Trois questions à Riad Obegi, PDG de la banque Bemo et auteur du Certificat hypothécaire Obegi. 

Qu’est-ce que le CHO et comment en avez-vous eu l’idée ?

L’idée du Certificat hypothécaire Obegi est née en 2008 au moment où le Liban cherchait à obtenir une aide internationale. Je me suis demandé pourquoi recourir à des fonds étrangers lorsqu’on a du capital non utilisé, sous forme de biens immobiliers ? J’en ai fait le sujet de ma thèse de doctorat à l’université Lumière Lyon 2, publiée en 2009.

Le concept est simple : le propriétaire d’un bien immobilier peut obtenir auprès d’une agence créée à cet effet un certificat hypothécaire d’une valeur inférieure à la valeur réelle du bien. Le CHO pourra ensuite être déposé auprès d’une banque pour une durée de moins d’un an, en échange d’une rémunération inférieure à celle payée sur un dépôt normal, car il n’y a pas de coût d’opportunité. Le déposant peut ainsi continuer à disposer de son actif, mais il encourt le risque de saisie du bien en cas de faillite de la banque. À son tour, celle-ci utilise ce cautionnement réel pour se financer auprès de ses pairs, à des conditions plus favorables, et accroître les crédits aux agents économiques.

Nous avons souhaité que le CHO soit déposé pour une courte période, car les prêts interbancaires sont généralement à court terme et pour ne pas effrayer les investisseurs. L’objectif étant de mobiliser les plus de 2 millions de biens immobiliers du Liban pour soutenir la croissance économique.

Vous proposez désormais un CHO-Pro. Quelles différences avec le CHO traditionnel ?

La mise en place du CHO nécessite l’adoption d’une loi, dont le texte a été proposé en 2019 au Parlement. Il faut par exemple une agence pour valoriser les biens immobiliers et un arrangement avec le Trésor pour la question de l’impôt. Mais les députés sont actuellement trop occupés pour débattre le CHO.

Nous avons donc imaginé un CHO-Pro, qui pourrait être lancé avec une simple circulaire de la BDL. Contrairement à la version traditionnelle, la version Pro n’est pas un outil grand public. L’instrument est limité à des investisseurs aguerris, le risque lié à cette version étant équivalent à celui d’une obligation subordonnée et non pas à un dépôt normal. En effet, la garantie immobilière sera déposée pour une période allant de 5 à 7 ans, en échange d’une rémunération de 3-4 %. Son statut d’instrument « à petite échelle et de longue durée » fait que nous n’avons besoin ni d’une agence pour évaluer la valeur de chaque bien immobilier ni d’un impôt spécifique, puisque les biens hypothéqués sur une longue période sont déjà taxés.

Quel intérêt pourrait avoir cet instrument dans le contexte de crise actuelle ?

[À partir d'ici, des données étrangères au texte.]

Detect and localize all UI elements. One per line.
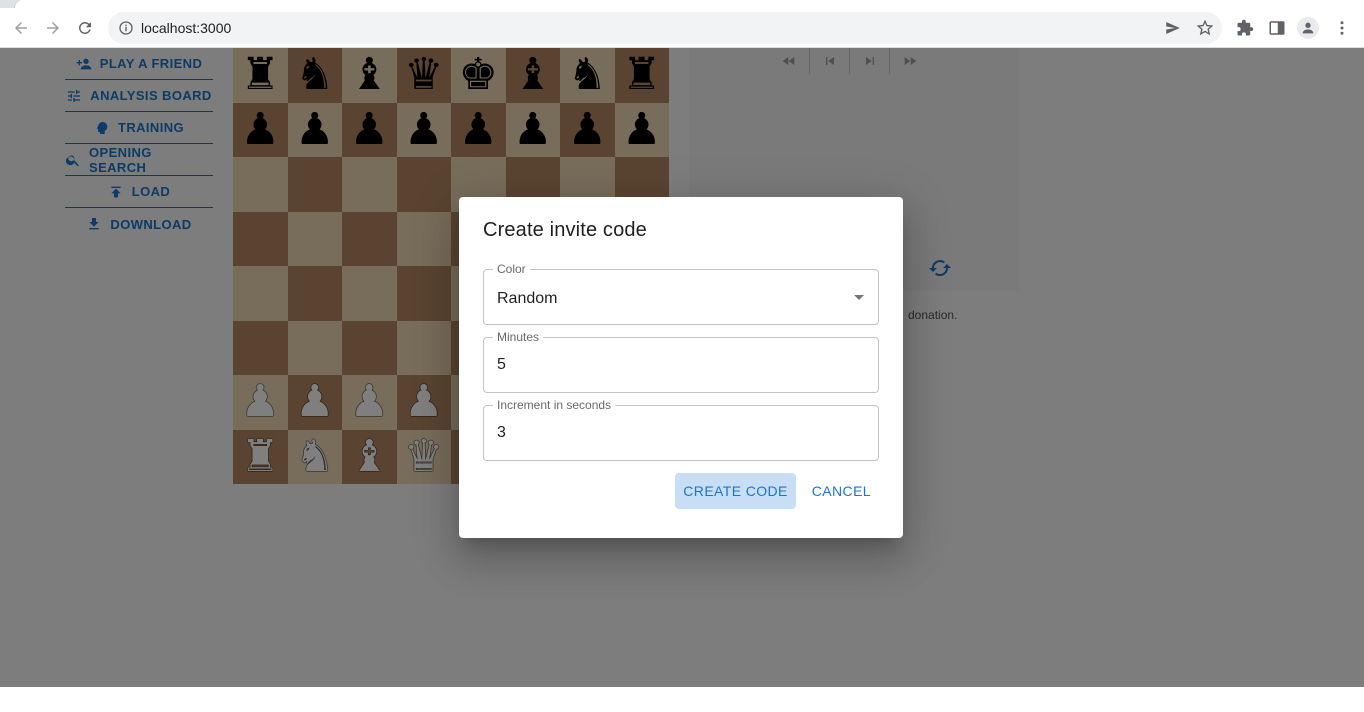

Les garanties CHO-Pro déposées auprès des banques seraient ajoutées au capital de deuxième catégorie (capital secondaire moins liquide, NDLR). Cela permettrait aux banques d’améliorer leurs ratios de solvabilité et donc de libérer du capital pour octroyer des crédits. Selon nos estimations, les banques pourraient offrir dix fois le montant de chaque garantie immobilière sous forme de crédit. Or, la quantité de crédits dans une économie est corrélée au niveau de croissance économique.

Nous avons conduit une simulation sur trois banques libanaises de tailles moyennes, la BBAC, la FNB et Bemo. Le constat est clair, le CHO-Pro peut augmenter de 30 % les profits des banques, tout en offrant aux agents économiques plus d’opportunités. Notre instrument pourrait redonner aux investisseurs locaux et internationaux confiance dans les banques libanaises, en les rendant plus solides et plus saines, tout en leur permettant de contribuer à relancer la croissance. De nombreux investisseurs voient dans la crise actuelle une opportunité pour réaliser certains projets et veulent emprunter, mais la majorité des banques n’arrivent pas à débloquer des crédits, d’où l’importance de cet instrument.